The flaws that are literally built into the brittle bulk of centralized power were on full display in the aftermath of Hurricane Katrina. The grid went down, and the only institutions with any power were those equipped to generate their own. Even diesel generators proved unreliable in many cases. On the other hand, Mississippi Baptist Hospital, equipped with its own CHP-based microgrid, didn’t experience a single minute without power. When making choices about how to rebuild, other hospitals in the area took note of the lessons from Katrina, and since the disaster, there has been a marked increase in the number of area hospitals developing CHP generation systems.
As noted earlier, the ability to proactively create a decentralized power system is a relatively new one.
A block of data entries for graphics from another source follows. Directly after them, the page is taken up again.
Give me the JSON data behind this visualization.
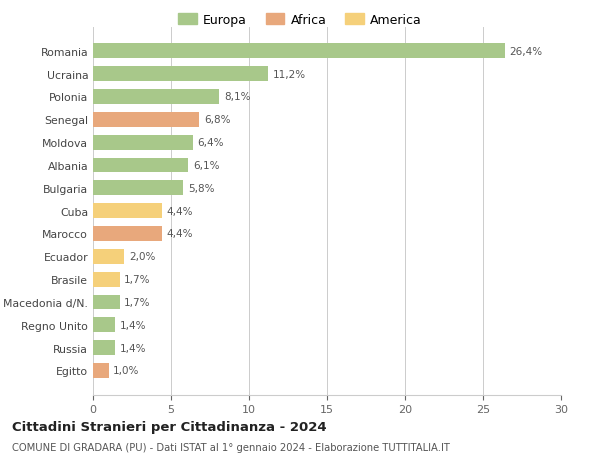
{
  "countries": [
    "Romania",
    "Ucraina",
    "Polonia",
    "Senegal",
    "Moldova",
    "Albania",
    "Bulgaria",
    "Cuba",
    "Marocco",
    "Ecuador",
    "Brasile",
    "Macedonia d/N.",
    "Regno Unito",
    "Russia",
    "Egitto"
  ],
  "values": [
    26.4,
    11.2,
    8.1,
    6.8,
    6.4,
    6.1,
    5.8,
    4.4,
    4.4,
    2.0,
    1.7,
    1.7,
    1.4,
    1.4,
    1.0
  ],
  "labels": [
    "26,4%",
    "11,2%",
    "8,1%",
    "6,8%",
    "6,4%",
    "6,1%",
    "5,8%",
    "4,4%",
    "4,4%",
    "2,0%",
    "1,7%",
    "1,7%",
    "1,4%",
    "1,4%",
    "1,0%"
  ],
  "continents": [
    "Europa",
    "Europa",
    "Europa",
    "Africa",
    "Europa",
    "Europa",
    "Europa",
    "America",
    "Africa",
    "America",
    "America",
    "Europa",
    "Europa",
    "Europa",
    "Africa"
  ],
  "colors": {
    "Europa": "#a8c88a",
    "Africa": "#e8a87c",
    "America": "#f5d07a"
  },
  "title": "Cittadini Stranieri per Cittadinanza - 2024",
  "subtitle": "COMUNE DI GRADARA (PU) - Dati ISTAT al 1° gennaio 2024 - Elaborazione TUTTITALIA.IT",
  "xlim": [
    0,
    30
  ],
  "xticks": [
    0,
    5,
    10,
    15,
    20,
    25,
    30
  ],
  "background_color": "#ffffff",
  "grid_color": "#cccccc"
}
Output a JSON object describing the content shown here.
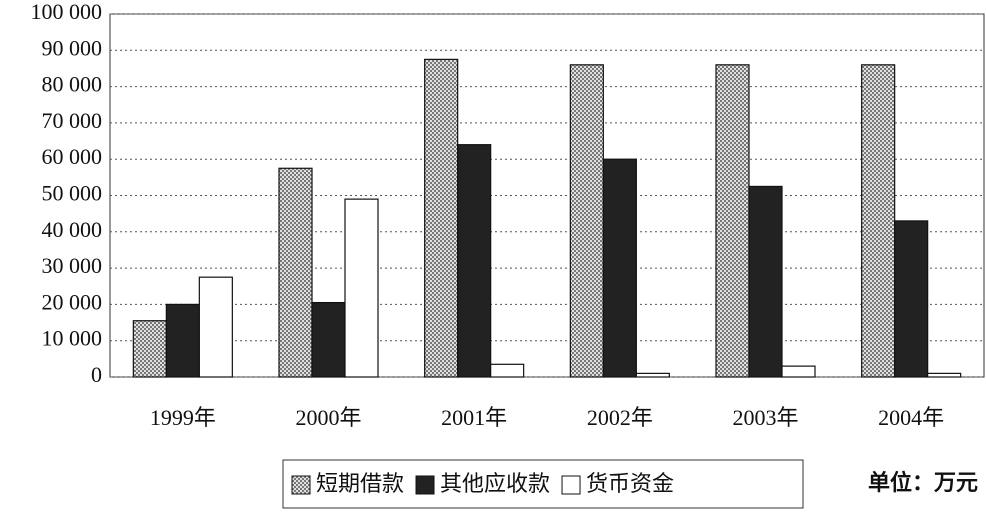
{
  "chart_data": {
    "type": "bar",
    "categories": [
      "1999年",
      "2000年",
      "2001年",
      "2002年",
      "2003年",
      "2004年"
    ],
    "series": [
      {
        "name": "短期借款",
        "color": "#bdbdbd",
        "values": [
          15500,
          57500,
          87500,
          86000,
          86000,
          86000
        ]
      },
      {
        "name": "其他应收款",
        "color": "#222222",
        "values": [
          20000,
          20500,
          64000,
          60000,
          52500,
          43000
        ]
      },
      {
        "name": "货币资金",
        "color": "#ffffff",
        "values": [
          27500,
          49000,
          3500,
          1000,
          3000,
          1000
        ]
      }
    ],
    "ylim": [
      0,
      100000
    ],
    "yticks": [
      0,
      {
        "value": 10000,
        "label": "10 000"
      },
      {
        "value": 20000,
        "label": "20 000"
      },
      {
        "value": 30000,
        "label": "30 000"
      },
      {
        "value": 40000,
        "label": "40 000"
      },
      {
        "value": 50000,
        "label": "50 000"
      },
      {
        "value": 60000,
        "label": "60 000"
      },
      {
        "value": 70000,
        "label": "70 000"
      },
      {
        "value": 80000,
        "label": "80 000"
      },
      {
        "value": 90000,
        "label": "90 000"
      },
      {
        "value": 100000,
        "label": "100 000"
      }
    ],
    "grid": true,
    "unit": "单位：万元"
  }
}
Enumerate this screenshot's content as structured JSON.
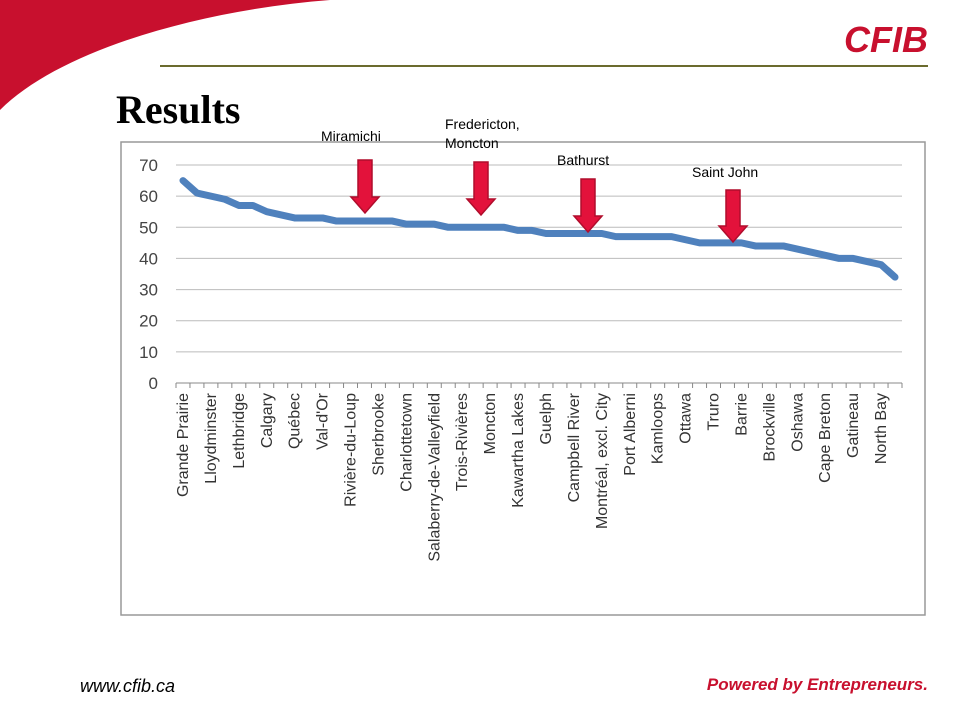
{
  "slide": {
    "logo": "CFIB",
    "title": "Results",
    "footer_url": "www.cfib.ca",
    "footer_tagline": "Powered by Entrepreneurs."
  },
  "chart_data": {
    "type": "line",
    "color": "#4f81bd",
    "grid": true,
    "ylim": [
      0,
      70
    ],
    "yticks": [
      0,
      10,
      20,
      30,
      40,
      50,
      60,
      70
    ],
    "categories": [
      "Grande Prairie",
      null,
      "Lloydminster",
      null,
      "Lethbridge",
      null,
      "Calgary",
      null,
      "Québec",
      null,
      "Val-d'Or",
      null,
      "Rivière-du-Loup",
      null,
      "Sherbrooke",
      null,
      "Charlottetown",
      null,
      "Salaberry-de-Valleyfield",
      null,
      "Trois-Rivières",
      null,
      "Moncton",
      null,
      "Kawartha Lakes",
      null,
      "Guelph",
      null,
      "Campbell River",
      null,
      "Montréal, excl. City",
      null,
      "Port Alberni",
      null,
      "Kamloops",
      null,
      "Ottawa",
      null,
      "Truro",
      null,
      "Barrie",
      null,
      "Brockville",
      null,
      "Oshawa",
      null,
      "Cape Breton",
      null,
      "Gatineau",
      null,
      "North Bay",
      null
    ],
    "values": [
      65,
      61,
      60,
      59,
      57,
      57,
      55,
      54,
      53,
      53,
      53,
      52,
      52,
      52,
      52,
      52,
      51,
      51,
      51,
      50,
      50,
      50,
      50,
      50,
      49,
      49,
      48,
      48,
      48,
      48,
      48,
      47,
      47,
      47,
      47,
      47,
      46,
      45,
      45,
      45,
      45,
      44,
      44,
      44,
      43,
      42,
      41,
      40,
      40,
      39,
      38,
      34
    ],
    "annotations": [
      "Miramichi",
      "Fredericton, Moncton",
      "Bathurst",
      "Saint John"
    ]
  }
}
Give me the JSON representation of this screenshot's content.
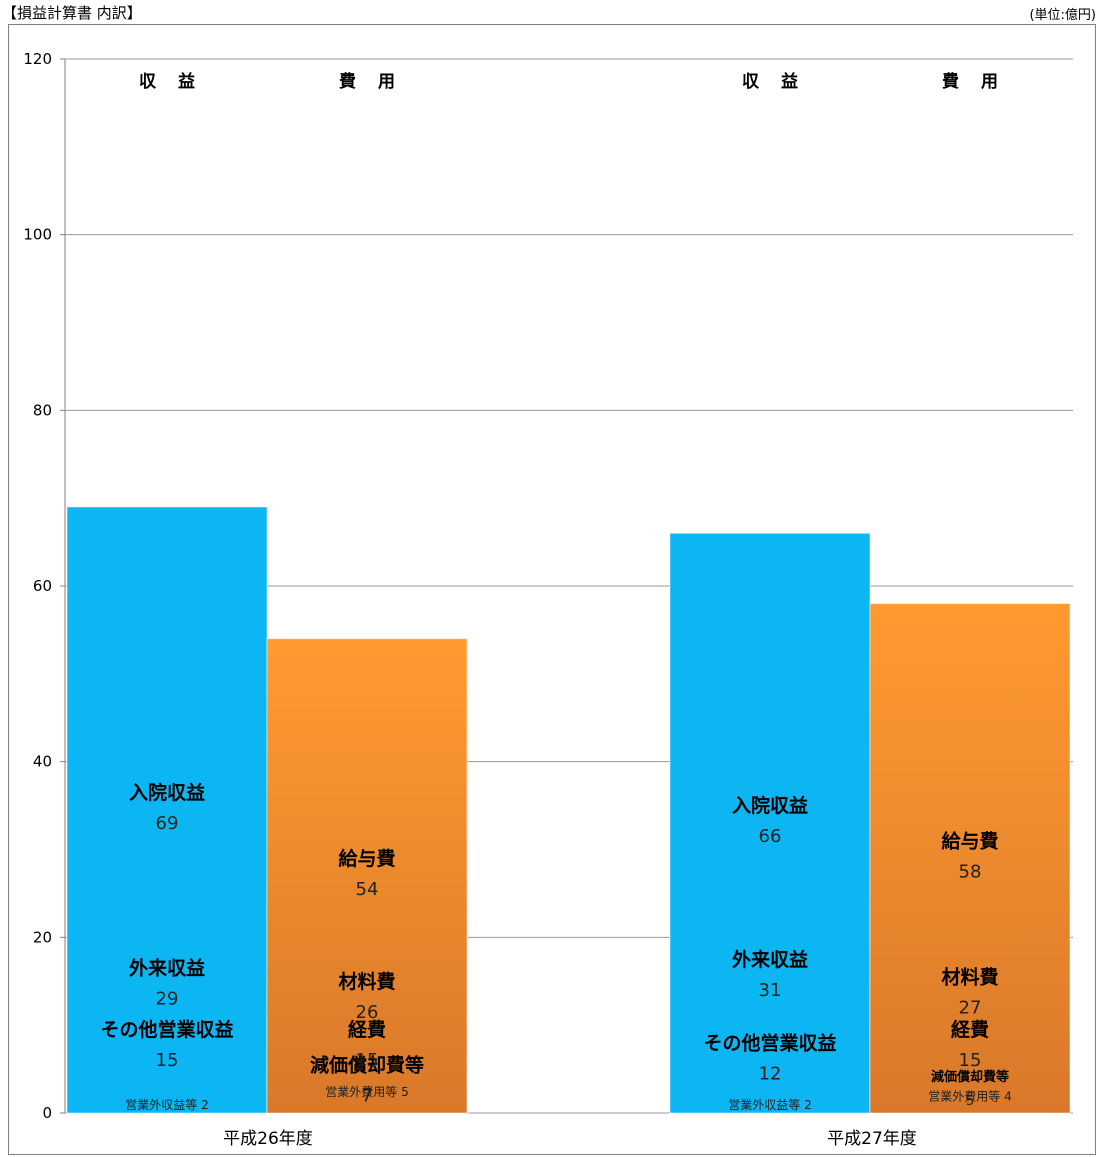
{
  "header": {
    "title": "【損益計算書 内訳】",
    "unit": "(単位:億円)"
  },
  "chart_data": {
    "type": "bar",
    "stacked": true,
    "ylim": [
      0,
      120
    ],
    "yticks": [
      0,
      20,
      40,
      60,
      80,
      100,
      120
    ],
    "grid": true,
    "categories": [
      "平成26年度",
      "平成27年度"
    ],
    "column_labels": [
      "収 益",
      "費 用"
    ],
    "groups": [
      {
        "category": "平成26年度",
        "stacks": [
          {
            "label": "収 益",
            "segments": [
              {
                "name": "営業外収益等",
                "value": 2,
                "label": "営業外収益等 2",
                "color": "#E4F224"
              },
              {
                "name": "その他営業収益",
                "value": 15,
                "label": "その他営業収益",
                "value_label": "15",
                "color": "#66F3FF"
              },
              {
                "name": "外来収益",
                "value": 29,
                "label": "外来収益",
                "value_label": "29",
                "color": "#C3E8F3"
              },
              {
                "name": "入院収益",
                "value": 69,
                "label": "入院収益",
                "value_label": "69",
                "color": "#0BB6F2"
              }
            ]
          },
          {
            "label": "費 用",
            "segments": [
              {
                "name": "営業外費用等",
                "value": 5,
                "label": "営業外費用等 5",
                "color": "#8FD653"
              },
              {
                "name": "減価償却費等",
                "value": 7,
                "label": "減価償却費等",
                "value_label": "7",
                "color": "#FCDEC4"
              },
              {
                "name": "経費",
                "value": 15,
                "label": "経費",
                "value_label": "15",
                "color": "#FF6C0A"
              },
              {
                "name": "材料費",
                "value": 26,
                "label": "材料費",
                "value_label": "26",
                "color": "#FFD90A"
              },
              {
                "name": "給与費",
                "value": 54,
                "label": "給与費",
                "value_label": "54",
                "color": "#F28A22"
              }
            ]
          }
        ]
      },
      {
        "category": "平成27年度",
        "stacks": [
          {
            "label": "収 益",
            "segments": [
              {
                "name": "営業外収益等",
                "value": 2,
                "label": "営業外収益等 2",
                "color": "#E4F224"
              },
              {
                "name": "その他営業収益",
                "value": 12,
                "label": "その他営業収益",
                "value_label": "12",
                "color": "#66F3FF"
              },
              {
                "name": "外来収益",
                "value": 31,
                "label": "外来収益",
                "value_label": "31",
                "color": "#C3E8F3"
              },
              {
                "name": "入院収益",
                "value": 66,
                "label": "入院収益",
                "value_label": "66",
                "color": "#0BB6F2"
              }
            ]
          },
          {
            "label": "費 用",
            "segments": [
              {
                "name": "営業外費用等",
                "value": 4,
                "label": "営業外費用等 4",
                "color": "#8FD653"
              },
              {
                "name": "減価償却費等",
                "value": 5,
                "label": "減価償却費等",
                "value_label": "5",
                "color": "#FCDEC4"
              },
              {
                "name": "経費",
                "value": 15,
                "label": "経費",
                "value_label": "15",
                "color": "#FF6C0A"
              },
              {
                "name": "材料費",
                "value": 27,
                "label": "材料費",
                "value_label": "27",
                "color": "#FFD90A"
              },
              {
                "name": "給与費",
                "value": 58,
                "label": "給与費",
                "value_label": "58",
                "color": "#F28A22"
              }
            ]
          }
        ]
      }
    ]
  }
}
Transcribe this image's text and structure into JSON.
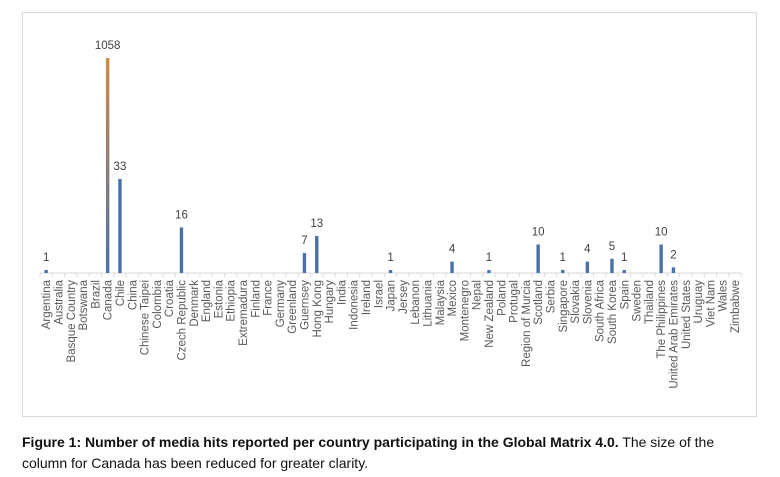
{
  "chart_data": {
    "type": "bar",
    "title": "",
    "xlabel": "",
    "ylabel": "",
    "categories": [
      "Argentina",
      "Australia",
      "Basque Country",
      "Botswana",
      "Brazil",
      "Canada",
      "Chile",
      "China",
      "Chinese Taipei",
      "Colombia",
      "Croatia",
      "Czech Republic",
      "Denmark",
      "England",
      "Estonia",
      "Ethiopia",
      "Extremadura",
      "Finland",
      "France",
      "Germany",
      "Greenland",
      "Guernsey",
      "Hong Kong",
      "Hungary",
      "India",
      "Indonesia",
      "Ireland",
      "Israel",
      "Japan",
      "Jersey",
      "Lebanon",
      "Lithuania",
      "Malaysia",
      "Mexico",
      "Montenegro",
      "Nepal",
      "New Zealand",
      "Poland",
      "Protugal",
      "Region of Murcia",
      "Scotland",
      "Serbia",
      "Singapore",
      "Slovakia",
      "Slovenia",
      "South Africa",
      "South Korea",
      "Spain",
      "Sweden",
      "Thailand",
      "The Philippines",
      "United Arab Emirates",
      "United States",
      "Uruguay",
      "Viet Nam",
      "Wales",
      "Zimbabwe"
    ],
    "values": [
      1,
      0,
      0,
      0,
      0,
      1058,
      33,
      0,
      0,
      0,
      0,
      16,
      0,
      0,
      0,
      0,
      0,
      0,
      0,
      0,
      0,
      7,
      13,
      0,
      0,
      0,
      0,
      0,
      1,
      0,
      0,
      0,
      0,
      4,
      0,
      0,
      1,
      0,
      0,
      0,
      10,
      0,
      1,
      0,
      4,
      0,
      5,
      1,
      0,
      0,
      10,
      2,
      0,
      0,
      0,
      0,
      0
    ],
    "truncated_category": "Canada",
    "grid": false,
    "legend": "none",
    "colors": {
      "bar": "#4a72a8",
      "truncated_top": "#d08a4a",
      "axis": "#d9d9d9",
      "label": "#595959"
    }
  },
  "caption": {
    "bold": "Figure 1: Number of media hits reported per country participating in the Global Matrix 4.0.",
    "normal": " The size of the column for Canada has been reduced for greater clarity."
  }
}
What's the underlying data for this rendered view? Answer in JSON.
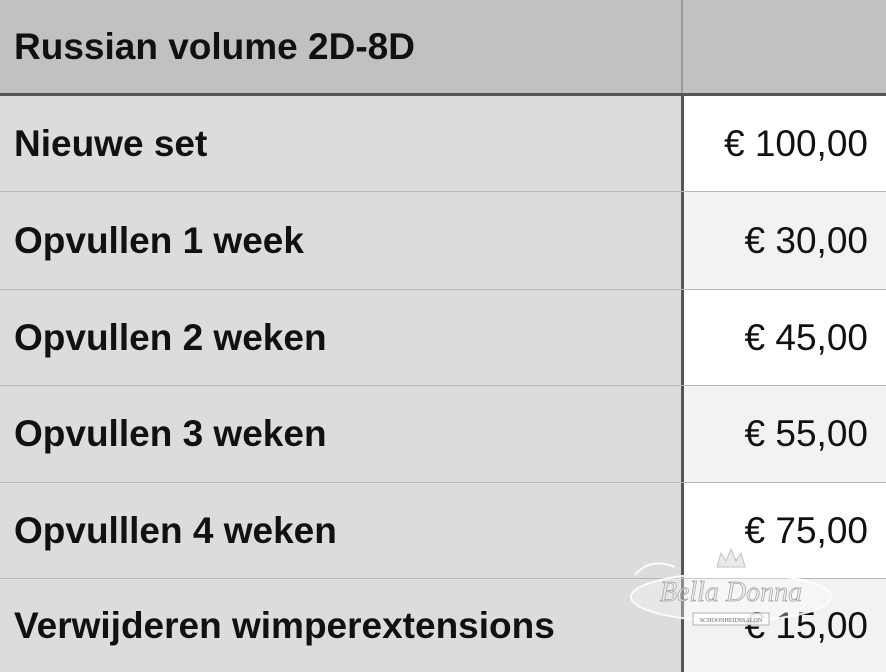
{
  "header": {
    "title": "Russian volume 2D-8D",
    "price": ""
  },
  "rows": [
    {
      "label": "Nieuwe set",
      "price": "€ 100,00"
    },
    {
      "label": "Opvullen 1 week",
      "price": "€ 30,00"
    },
    {
      "label": "Opvullen 2 weken",
      "price": "€ 45,00"
    },
    {
      "label": "Opvullen 3 weken",
      "price": "€ 55,00"
    },
    {
      "label": "Opvulllen 4 weken",
      "price": "€ 75,00"
    },
    {
      "label": "Verwijderen wimperextensions",
      "price": "€ 15,00"
    }
  ],
  "watermark": {
    "name": "Bella Donna",
    "subtitle": "SCHOONHEIDSSALON"
  },
  "colors": {
    "header_bg": "#c0c2c1",
    "label_bg": "#dcdcdc",
    "divider": "#555555"
  }
}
In fact, at the time of the earthquake (and resulting centralized power grid collapse) Japan’s microgrid research capabilities were perhaps the most advanced in the world. However, problems around technology and funding were delaying the creation of a meaningful decentralized power grid in that country. Along with regulatory hurdles, financing and technology are the three major obstacles -- both in America and abroad -- that are impeding widespread implementation of distributed generation. Fortunately, there are now advances being made in each of these areas of concern.
On the financial side, microgrids certainly represent a much more scalable investment than creating a new source of centralized energy. Even with that being said, there are some new financial incentives taking shape that are driving forward the creation of new decentralized power systems. ARA has been showing some movement, and the Military Energy Security act proposed by Rep. Heinrich (with whom we have worked on this issue) has drawn much-needed attention to decentralized power as it relates to our nation’s security.
As far as the regulatory framework is concerned, for the first time we’re seeing microgrid companies close the space between themselves and the incumbent utility companies. This mirrors the emergence of decentralized telecommunications and the internet, where critical mass was reached once disruptive technology companies such as Cisco and MCI closed space and reached working arrangements with the centralized-system incumbent such as IBM and AT&T.
Finally, technology has in some ways caught up with our imaginations. It has always been an ideal to perfect how a decentralized power source could fully interact with the main grid. Seeking to enable true peer-to-peer “plug and play” with the central grid, Pareto Energy’s GridLink is one of several promising new developments helping to streamline interconnectivity, and has been approved by Connecticut Light and Power and PEPCO.
These changes represent just the beginning, the potential for building a stronger and more resilient energy future. As Japan begins the long dialogue about the reconstruction process, we hope there is room in the conversation for discussion about decentralized power. The unfortunate reality is that, whether for Japan or another region, the presence of natural disasters is not an “if” but a “when.” We know that in the future we’ll be facing similar threats -- now that we have the ability to be better prepared, we owe it to ourselves to make the most of the opportunity.
Guy Warner is the founder and CEO of Pareto Energy.